TABLE OF CONTENTS
Segmentation
Image Segmentation is a process of assigning labels to a pixel or set of pixels with the same attributes in an image.
NeuralMarker offers various segmentation tools, to create pixel-wise mask annotations for each object in the image.
Adding Data and Dataset
Before using the Segmentation tools a user has to learn to do the following things:
1. To add dataset in NeuralMarker
2. To add data in NeuralMarker
Select Category Type As "Segmentation" during adding of dataset.
Segmentation Tools
1. Rectangle Tool:
It's a drawing tool that helps to create a rectangular mask over the objects which have regular or non-complex boundaries in the image.
2. Polygon Tool:
It's a drawing tool that creates a polygon mask over the objects with irregular shapes.
To close the polygon mask the first point and last point of the mask should be the same.
3. SuperPix Tool:
SuperPix is a Segmentation specific tool that produces multiple segments over the image by clustering pixels based on their colour similarity.
How to Use It
Step 1:
Select the Tool from the Toolbar adjacent to Canvas.
Step 2:
A . Drag the SuperPix tool using the left mouse button to create the segmentation mask over the multiple segments of the object.
B. Segments size can be adjusted from "Finer" to "Coarser" by using the slider place next to the
SuperPix tool.
As Calculation time for generating superpixel segments of various size increases with the image size. Therefore it is suggested to use images of less than 1 MB or of pixels size less than 2000x2000 pixels.
4. Smart Object Selection (SOS) Tool:
A "Semi-Automatic Object Segmentation Tool" that generates a precise object segmentation mask on the objects in the image.
It accurately transforms the information of extreme points [left-most, right-most, top, bottom] of an object into a pixel-perfect segmentation mask with minimal user input.
How to Use It
Step 1:
Select the Tool from the Toolbar adjacent to Canvas.
Step 2: Two-Click Approach
a. Draw the rectangle by clicking on the extreme left of the object.

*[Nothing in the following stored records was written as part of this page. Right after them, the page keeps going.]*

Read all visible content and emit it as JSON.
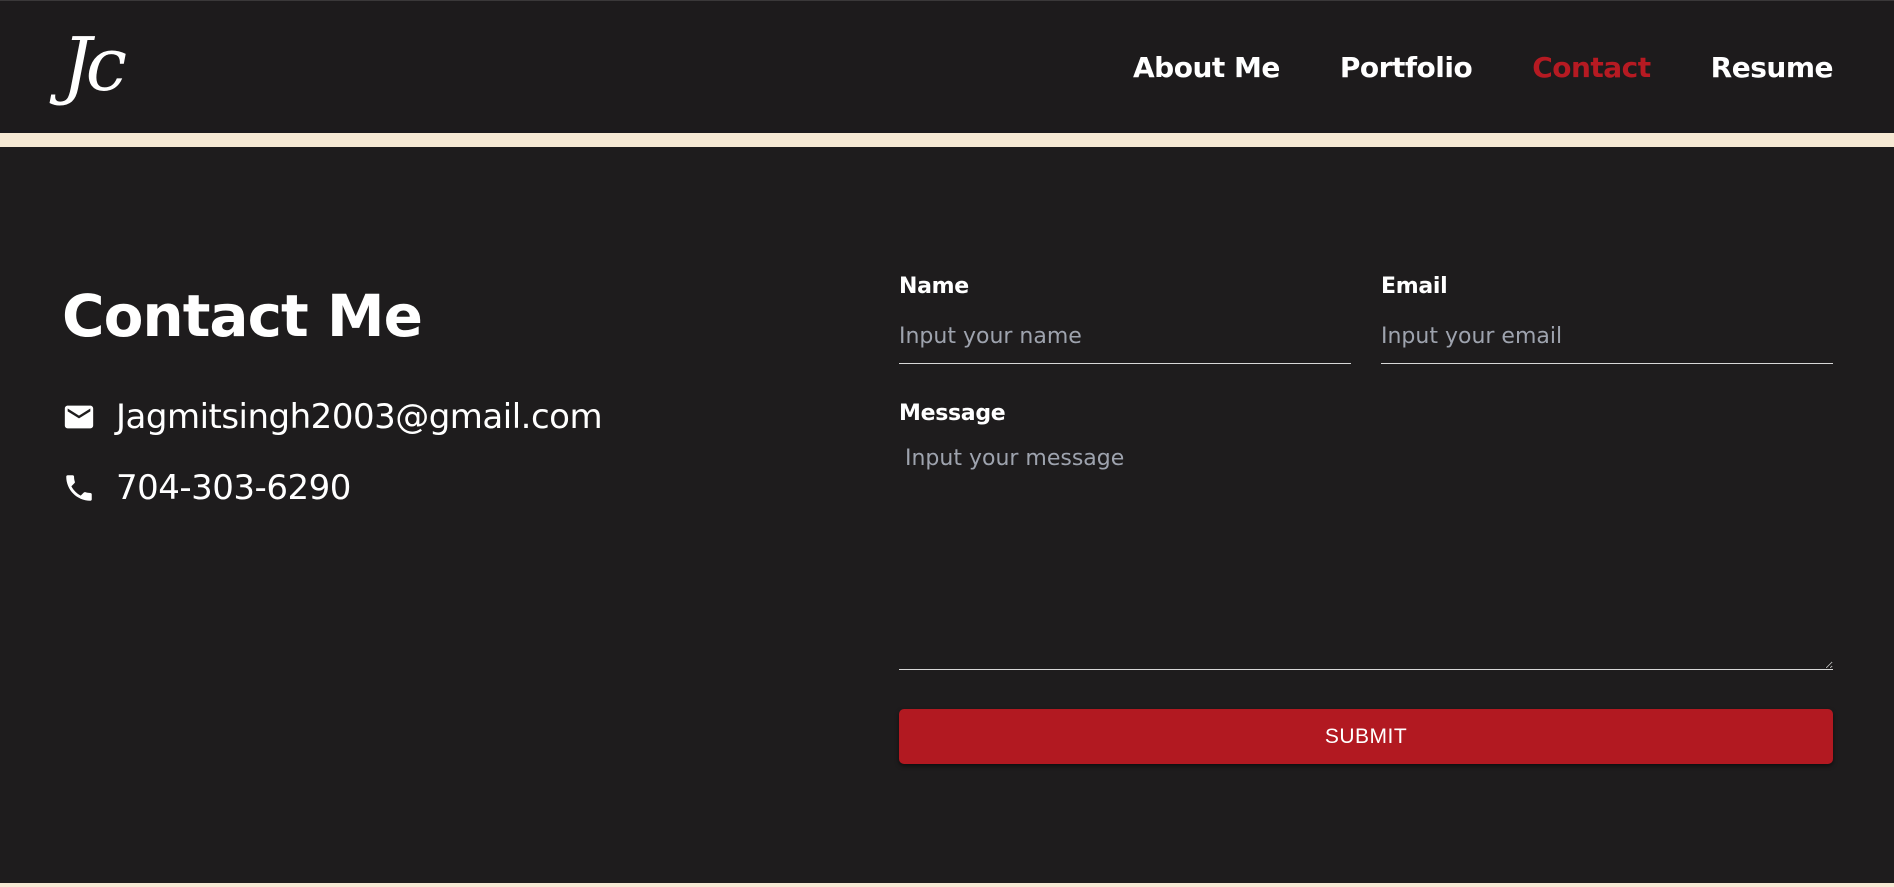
{
  "header": {
    "logo_text": "Jc",
    "nav": [
      {
        "label": "About Me",
        "active": false
      },
      {
        "label": "Portfolio",
        "active": false
      },
      {
        "label": "Contact",
        "active": true
      },
      {
        "label": "Resume",
        "active": false
      }
    ]
  },
  "contact": {
    "title": "Contact Me",
    "email": {
      "icon": "mail-icon",
      "text": "Jagmitsingh2003@gmail.com"
    },
    "phone": {
      "icon": "phone-icon",
      "text": "704-303-6290"
    }
  },
  "form": {
    "name": {
      "label": "Name",
      "placeholder": "Input your name",
      "value": ""
    },
    "email": {
      "label": "Email",
      "placeholder": "Input your email",
      "value": ""
    },
    "message": {
      "label": "Message",
      "placeholder": "Input your message",
      "value": ""
    },
    "submit_label": "SUBMIT"
  },
  "colors": {
    "background": "#1e1c1d",
    "accent": "#b21921",
    "stripe": "#f6e9d4"
  }
}
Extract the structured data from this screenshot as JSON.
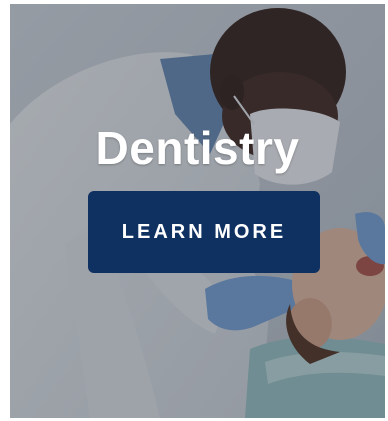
{
  "card": {
    "title": "Dentistry",
    "button_label": "LEARN MORE",
    "button_color": "#0f3161",
    "photo_subject": "dentist-with-patient-photo"
  }
}
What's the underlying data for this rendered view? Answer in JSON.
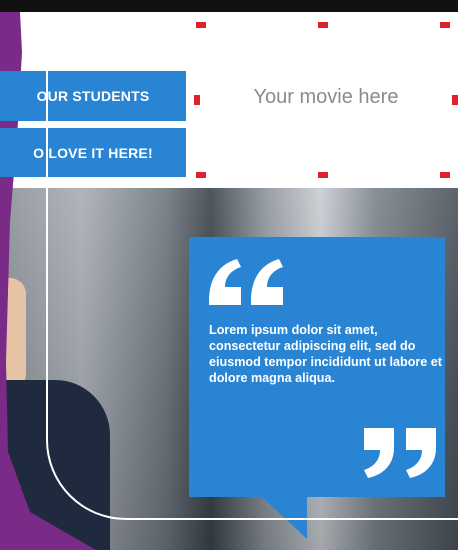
{
  "buttons": {
    "students_label": "OUR STUDENTS",
    "love_label": "O LOVE IT HERE!"
  },
  "movie": {
    "placeholder": "Your movie here"
  },
  "quote": {
    "text": "Lorem ipsum dolor sit amet, consectetur adipiscing elit, sed do eiusmod tempor incididunt ut labore et dolore magna aliqua."
  },
  "colors": {
    "blue": "#2a84d4",
    "purple": "#7a2b87",
    "red": "#e0202a"
  },
  "icons": {
    "open_quote": "quote-open-icon",
    "close_quote": "quote-close-icon"
  }
}
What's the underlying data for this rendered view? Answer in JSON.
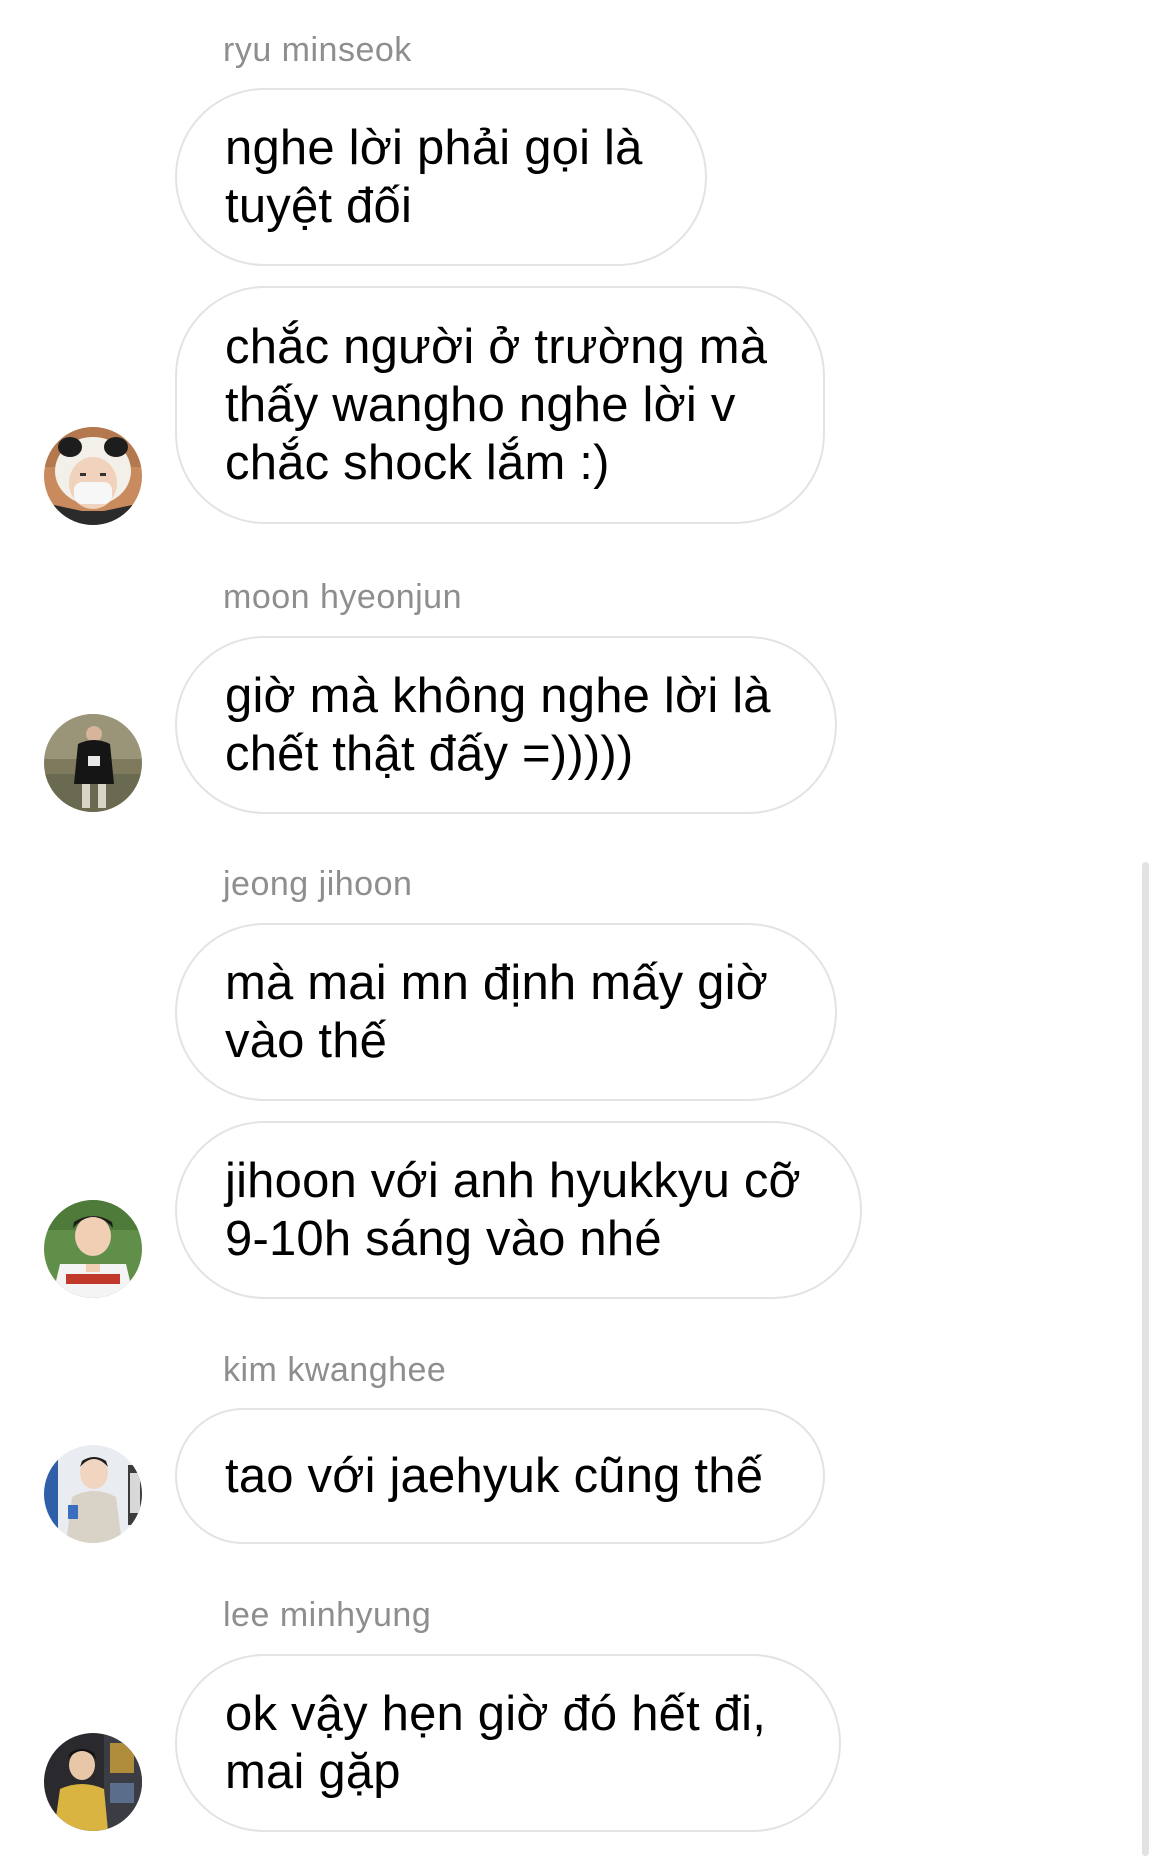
{
  "conversation": {
    "groups": [
      {
        "sender": "ryu minseok",
        "avatar_icon": "user-avatar-panda-hood-masked",
        "messages": [
          "nghe lời phải gọi là\ntuyệt đối",
          "chắc người ở trường mà\nthấy wangho nghe lời v\nchắc shock lắm :)"
        ]
      },
      {
        "sender": "moon hyeonjun",
        "avatar_icon": "user-avatar-black-hoodie",
        "messages": [
          "giờ mà không nghe lời là\nchết thật đấy =)))))"
        ]
      },
      {
        "sender": "jeong jihoon",
        "avatar_icon": "user-avatar-baseball-jersey",
        "messages": [
          "mà mai mn định mấy giờ\nvào thế",
          "jihoon với anh hyukkyu cỡ\n9-10h sáng vào nhé"
        ]
      },
      {
        "sender": "kim kwanghee",
        "avatar_icon": "user-avatar-beige-hoodie",
        "messages": [
          "tao với jaehyuk cũng thế"
        ]
      },
      {
        "sender": "lee minhyung",
        "avatar_icon": "user-avatar-yellow-jacket",
        "messages": [
          "ok vậy hẹn giờ đó hết đi,\nmai gặp"
        ]
      }
    ]
  },
  "colors": {
    "bubble_border": "#e3e3e3",
    "sender_text": "#8e8e8e",
    "message_text": "#000000",
    "background": "#ffffff"
  }
}
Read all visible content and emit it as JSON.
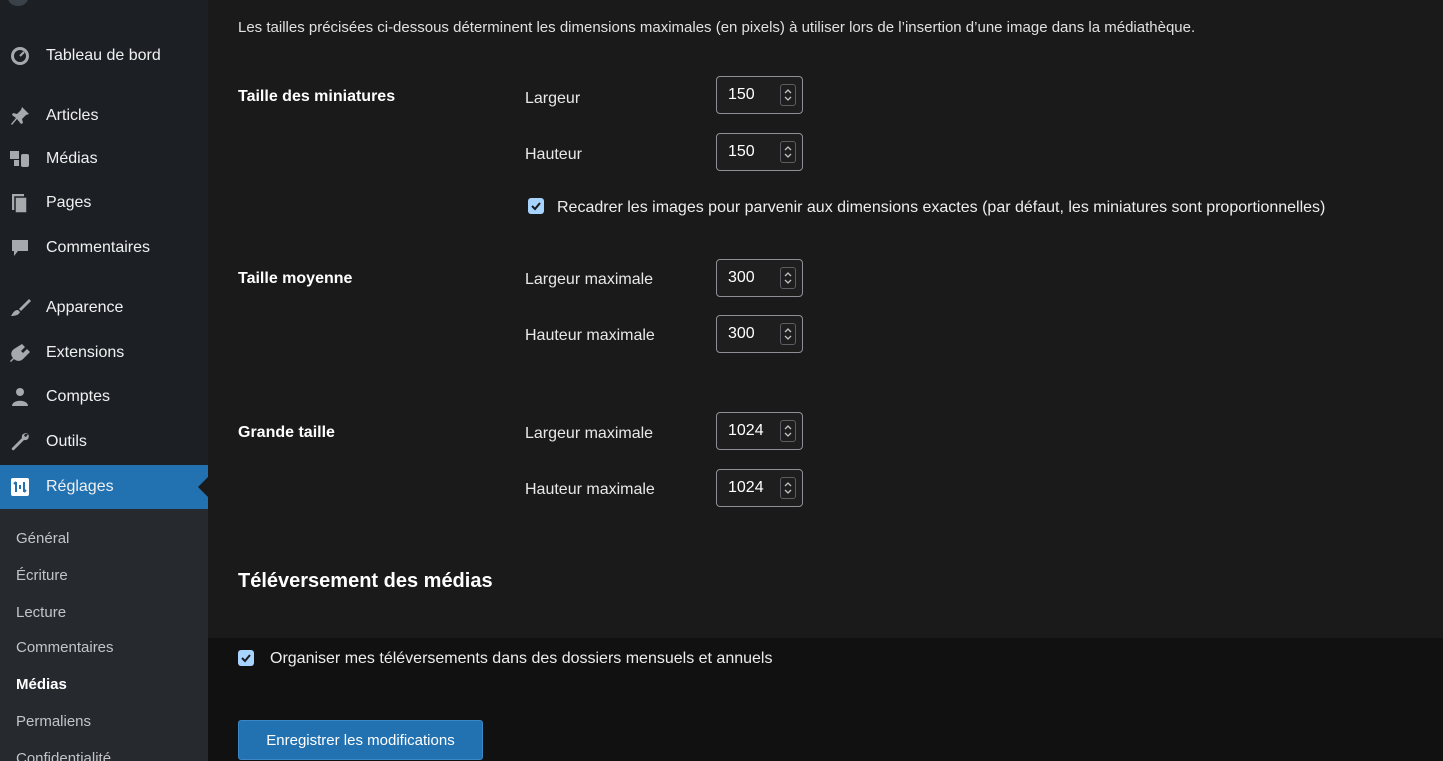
{
  "sidebar": {
    "items": [
      {
        "label": "Tableau de bord",
        "icon": "dashboard-icon"
      },
      {
        "label": "Articles",
        "icon": "pin-icon"
      },
      {
        "label": "Médias",
        "icon": "media-icon"
      },
      {
        "label": "Pages",
        "icon": "pages-icon"
      },
      {
        "label": "Commentaires",
        "icon": "comment-icon"
      },
      {
        "label": "Apparence",
        "icon": "brush-icon"
      },
      {
        "label": "Extensions",
        "icon": "plugin-icon"
      },
      {
        "label": "Comptes",
        "icon": "users-icon"
      },
      {
        "label": "Outils",
        "icon": "wrench-icon"
      },
      {
        "label": "Réglages",
        "icon": "settings-icon",
        "active": true
      }
    ],
    "submenu": [
      {
        "label": "Général"
      },
      {
        "label": "Écriture"
      },
      {
        "label": "Lecture"
      },
      {
        "label": "Commentaires"
      },
      {
        "label": "Médias",
        "current": true
      },
      {
        "label": "Permaliens"
      },
      {
        "label": "Confidentialité"
      }
    ]
  },
  "main": {
    "description": "Les tailles précisées ci-dessous déterminent les dimensions maximales (en pixels) à utiliser lors de l’insertion d’une image dans la médiathèque.",
    "thumbnail": {
      "label": "Taille des miniatures",
      "width_label": "Largeur",
      "width_value": "150",
      "height_label": "Hauteur",
      "height_value": "150",
      "crop_label": "Recadrer les images pour parvenir aux dimensions exactes (par défaut, les miniatures sont proportionnelles)",
      "crop_checked": true
    },
    "medium": {
      "label": "Taille moyenne",
      "width_label": "Largeur maximale",
      "width_value": "300",
      "height_label": "Hauteur maximale",
      "height_value": "300"
    },
    "large": {
      "label": "Grande taille",
      "width_label": "Largeur maximale",
      "width_value": "1024",
      "height_label": "Hauteur maximale",
      "height_value": "1024"
    },
    "uploads": {
      "title": "Téléversement des médias",
      "organize_label": "Organiser mes téléversements dans des dossiers mensuels et annuels",
      "organize_checked": true
    },
    "save_label": "Enregistrer les modifications"
  },
  "colors": {
    "accent": "#2271b1",
    "sidebar_bg": "#1c2025",
    "content_bg": "#1a1a1a",
    "checkbox": "#a7d3ff"
  }
}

b. Then sliding the cursor to the extreme right.
c. Click again to complete the rectangle over the object to create the segmentation mask.
After drawing the rectangle, the mask over the object will appear like the one shown below:
Few More Examples To demonstrate the capabilities of SOS Tool
A.
B.
5. Brush Tool:
It's a free-flowing drawing tool that helps generate a circular and a planar mask over the object in the image.
It can also be used in images where boundaries between objects and background are clearly visible.
The radius [in the range of 0 to 100 px ] of the brush can be changed using the slider next to the Brush tool.
How to Use It
Step 1:
Select the Brush Tool from the Toolbar adjacent to Canvas.
Step 2:
Drag the brush using the left mouse button to create the segmentation mask over the object.
6. Eraser Tool:
It's an "over-segmentation correction tool" that helps to clear the unnecessary overlapping of segmentation masks between the object's boundaries.
The radius [in the range of 0 to 100 px ] of the eraser can be changed using the slider next to the Eraser tool.
How to Use It
Step 1:
Select the Eraser Tool from the Toolbar adjacent to Canvas.
Step 2:
Drag the eraser using the left mouse button to remove the unnecessary mask between the objects.
Points to Remember
All the above displayed segmentation tool-sets will always assign a single category to a single pixel of an image.
In other words no single pixel of an image will be assigned multiple categories through the NeuralMarker Segmentation tools.
1. if an annotator draws an annotation which belong to a different category on an area in the image that overlap with the existing annotation of another category then the overlapped region between the two annotations is subtracted from that latest annotation.
2. Whereas, if an annotator draws an annotation on an area in the image that overlap with the existing annotation of the same category then that overlapped region of the recently created annotation is merged into the already existing annotation.